Two Mammals Die After Becoming Trapped In Cove

POSTED: 7:06 am PST March 12, 2010
UPDATED: 7:32 am PST March 12, 2010

Rescue crews freed six dolphins Thursday that were stranded in mud near Wellfleet, but weren't able to save two white-sided dolphins, WCVB-TV reported.

Whether the six dolphins will survive is unclear because they were out of water for many hours.

Workers have transported the six dolphins from where they were stuck in Drummer Cove and Lieutenant's Island to Herring Cove in Provincetown, where they were wheeled down on dollies and then lifted back into the deeper water on tarps. It was all part of a race against time for the 300-pound animals.

"It's not that they can't be out of the water. They're air breathers. That's not the stress," said Katie Moore, manager of marine mammal rescue and research for Yarmouth-based International Fund For Animal Welfare. "The stress is that they are not built to actually sustain their weight out of the water, so the pressure that they have on their skeletal system, on their internal organs, is such that they start to really go downhill quickly, physically."

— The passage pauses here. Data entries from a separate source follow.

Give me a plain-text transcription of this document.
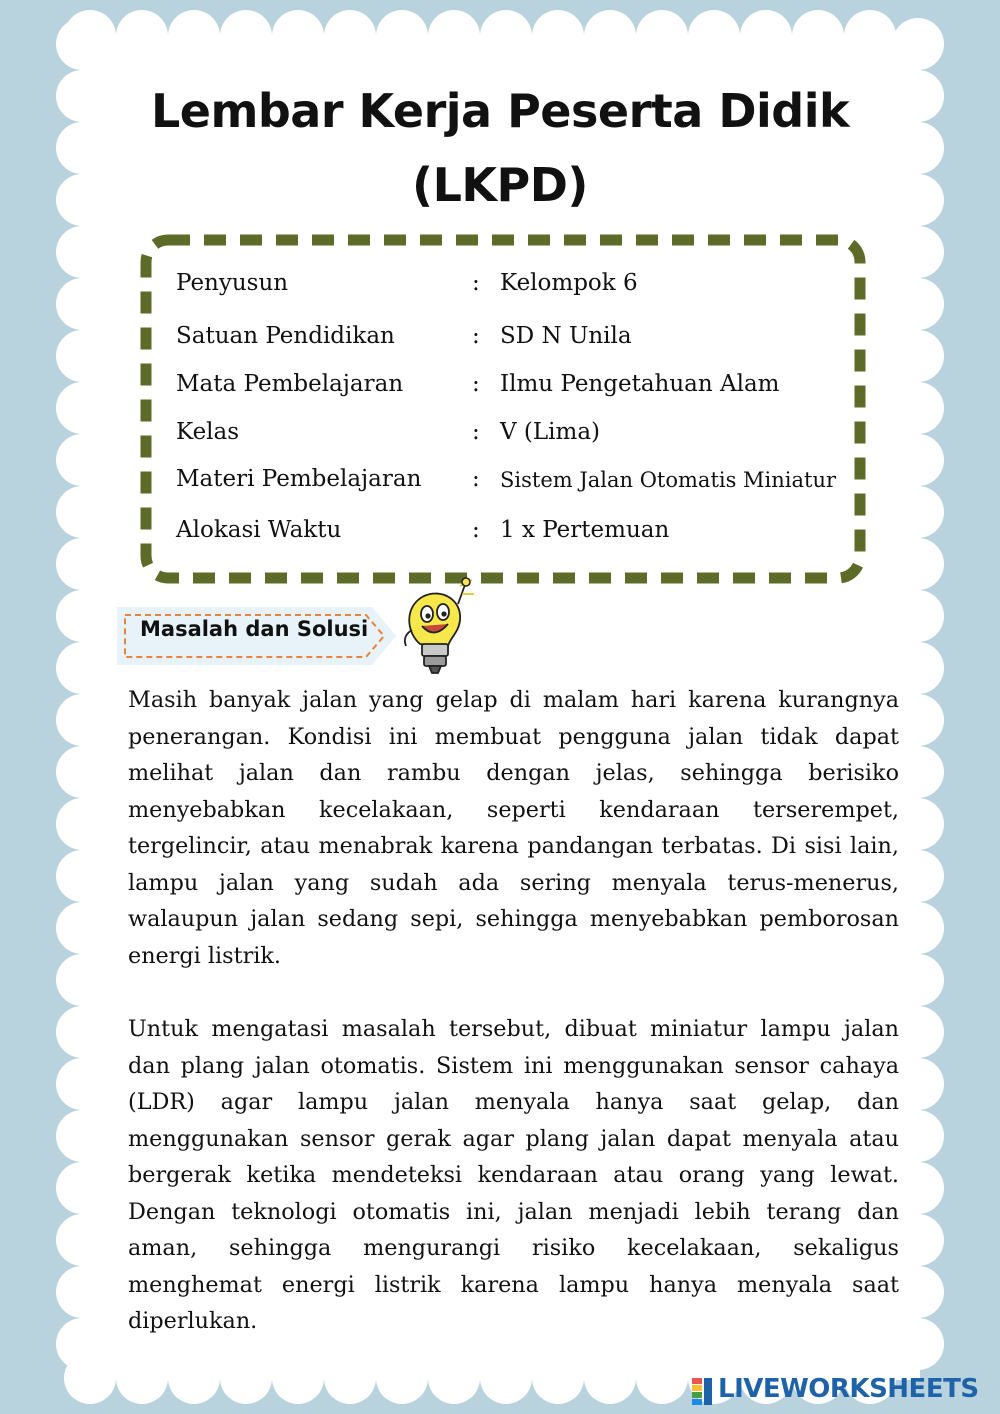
Lembar Kerja Peserta Didik
(LKPD)
Penyusun	: Kelompok 6
Satuan Pendidikan	: SD N Unila
Mata Pembelajaran	: Ilmu Pengetahuan Alam
Kelas	: V (Lima)
Materi Pembelajaran : Sistem Jalan Otomatis Miniatur
Alokasi Waktu	: 1 x Pertemuan
Masalah dan Solusi

Masih banyak jalan yang gelap di malam hari karena kurangnya penerangan. Kondisi ini membuat pengguna jalan tidak dapat melihat jalan dan rambu dengan jelas, sehingga berisiko menyebabkan kecelakaan, seperti kendaraan terserempet, tergelincir, atau menabrak karena pandangan terbatas. Di sisi lain, lampu jalan yang sudah ada sering menyala terus-menerus, walaupun jalan sedang sepi, sehingga menyebabkan pemborosan energi listrik.

Untuk mengatasi masalah tersebut, dibuat miniatur lampu jalan dan plang jalan otomatis. Sistem ini menggunakan sensor cahaya (LDR) agar lampu jalan menyala hanya saat gelap, dan menggunakan sensor gerak agar plang jalan dapat menyala atau bergerak ketika mendeteksi kendaraan atau orang yang lewat. Dengan teknologi otomatis ini, jalan menjadi lebih terang dan aman, sehingga mengurangi risiko kecelakaan, sekaligus menghemat energi listrik karena lampu hanya menyala saat diperlukan.

LIVEWORKSHEETS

About 16 dolphins were discovered around noon Thursday, stranded on the mud flats. By Friday morning, rescuers were able to reach the remaining dolphins still trapped in Drummer's Cove. Two survived, two died, and rescuers hoped that three that were missing were on their way out to sea.

"They (were) stranded in an area in Wellfleet that was very inaccessible. We had mud that was basically something that you sink hip-deep into when you get out there," said Moore.

Rescuers could only reach eight of the dolphins. Two perished.

Atlantic white-sided dolphins can measure up to 8 feet in length and are common in the waters off the Cape. They frequently become stranded around Cape Cod because of geography, rescuers said.

"This is one of the top three places in the world to have mass strandings, annually. Cape Cod is just a hot spot, globally ... we're a hook that sticks out in the water," Moore said.

Scientists aren't sure why animals become stranded. One theory is that they chase prey into shallower waters and then get stuck.